Another major issue that adversely affects decision making comes from organisational pressure. Due to increased workload, interruptions and the need to follow policy and procedure all affect the way the right choices are made. Bucknall (2003) found that this often resulted in clinicians incorporating a change in the way that they make and manage decisions simply to meet these operational demands without weighing up the effect this might have on their patients.

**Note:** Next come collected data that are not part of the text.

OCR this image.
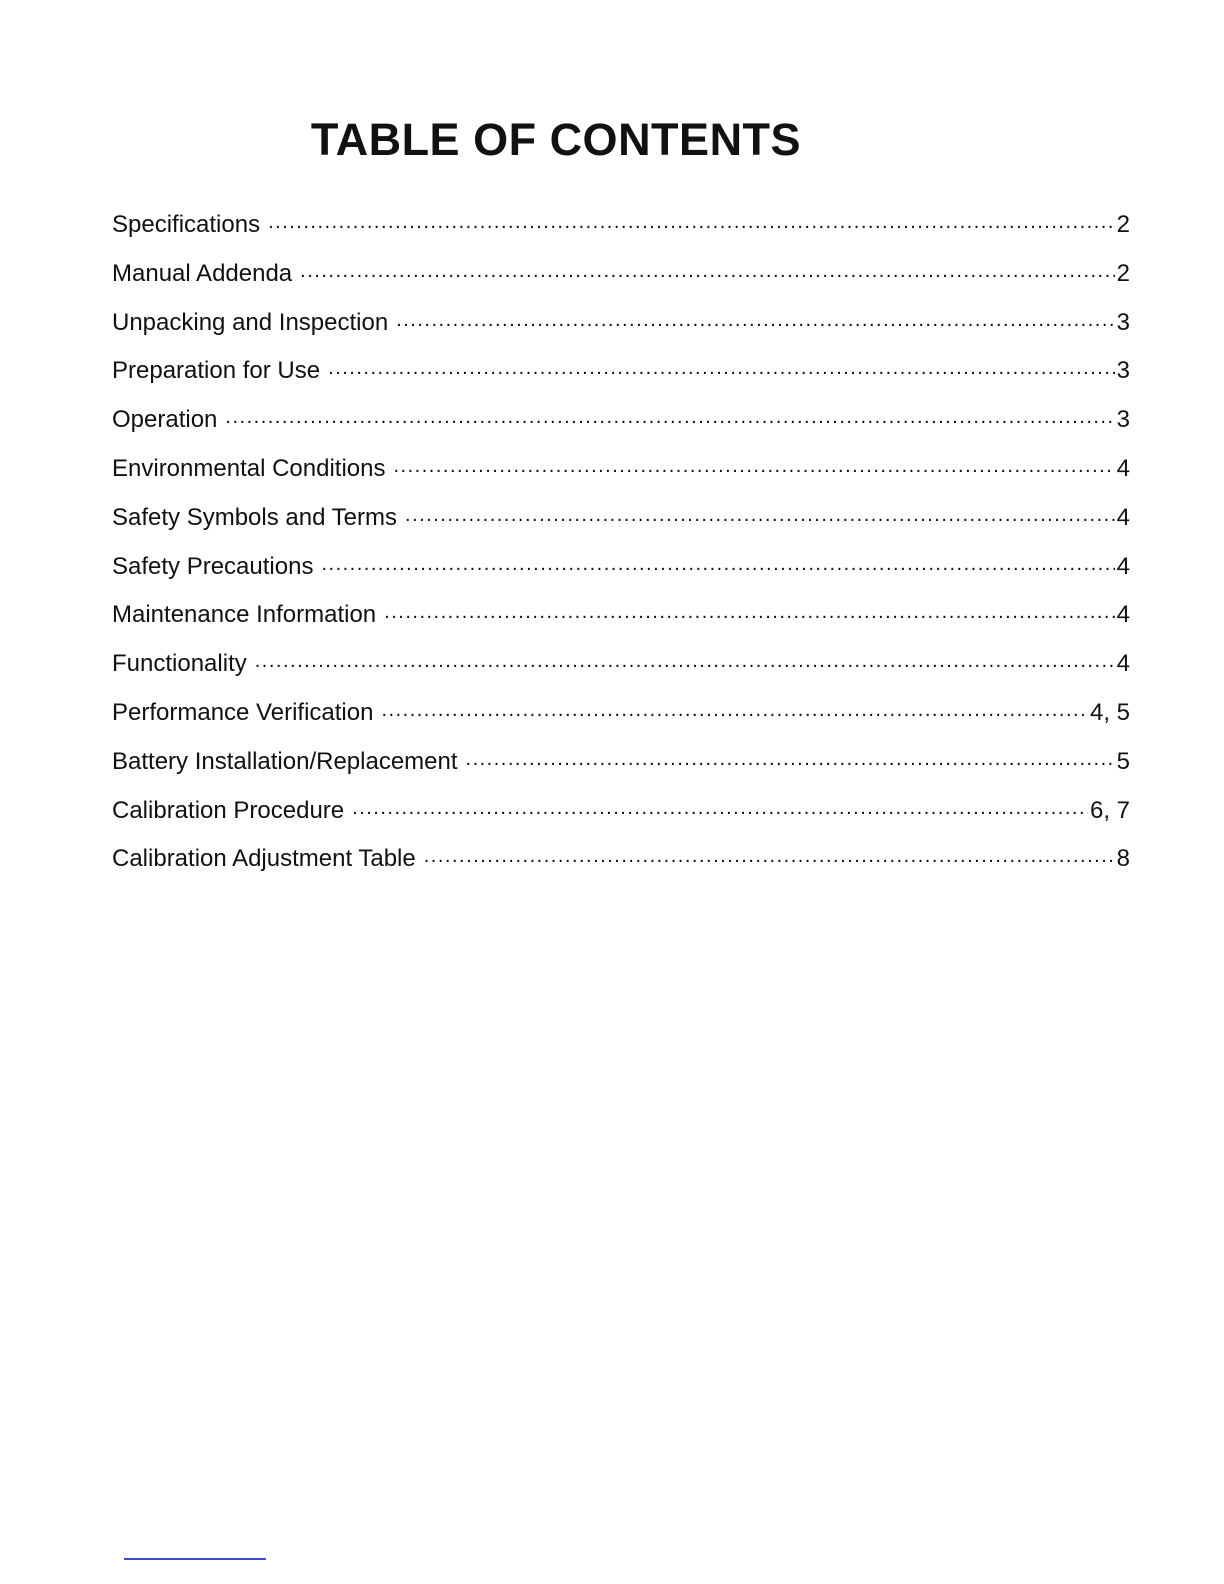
TABLE OF CONTENTS
Specifications .....	2
Manual Addenda .....	2
Unpacking and Inspection .....	3
Preparation for Use .....	3
Operation .....	3
Environmental Conditions .....	4
Safety Symbols and Terms .....	4
Safety Precautions .....	4
Maintenance Information .....	4
Functionality .....	4
Performance Verification .....	4, 5
Battery Installation/Replacement .....	5
Calibration Procedure .....	6, 7
Calibration Adjustment Table .....	8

Having looked into the various decisions making theories, it is now clear that during this individual case all three were utilised. Prior to consultation hypotheses were drawn on the possible diagnosis of the patients condition and this resulted in the belief that they would either be found to have a sprain or fracture of the ankle, which fits in with the hypothetico-deductive approach. Even throughout the examination both hypotheses were still in consideration until the a more rationalist application was applied. By using the OTTAWA ankle rules it helped to set out a clear, structured approach to deciding whether the patient would need to attend A&E for an X-Ray. This highly validated assessment tool enables clinician’s to follow a set process when they may be unsure of the right treatment pathway for their patient. Even if the outcome is different to the one choosen, the fact that good validated evidence was used, the clinician can justify their reasoning. A phenomenological way of decision making is based on experience and pattern recognition and allows ENP’s to make an initial intuitive decision to which way they will treat their patients. This case has shown that this approach could be seen as an overall way of thinking as opposed to how an individual rationalist may make decisions. What this means for this case is that multiple decisions were based on past experiences and opinions, for example how to assessment the patient, linking the signs and symptoms to previous similar cases and knowing how to progress with the treatment plan. Even when the OTTAWA ankle rules were used to decided whether the patient went home or hospital, it was past experience that knew the OTTAWA Ankle rules needed to be used to determine the correct treatment pathway. Obviously this requires ENP’s to have the initial experience in the first place and perhaps a novice clinician may not be able to adapt this way of decision making. It could also be said that depending on the clinical setting a different approach might be used over another. A good example would be an ENP working in hospital might be inclined to follow a rationalist approach compared to ENP’s working in primary care where a Phenomenological or hypothetico-deductive approach maybe better suited. Fundamentally, it seems the hypothetico-deductive approach was used to tailor this individual case and manage most of the decisions that had to be made.
Overall, there is a need to have an attentive appreciation of the available decision making theories and know of any limitations they each may have. This will allow ENP’s to make effective decisions that they can rely on and communicate them correctly to various other medical professionals. It will promote ENP’s to stay up-to-date, creditable and confident in their clinical practice.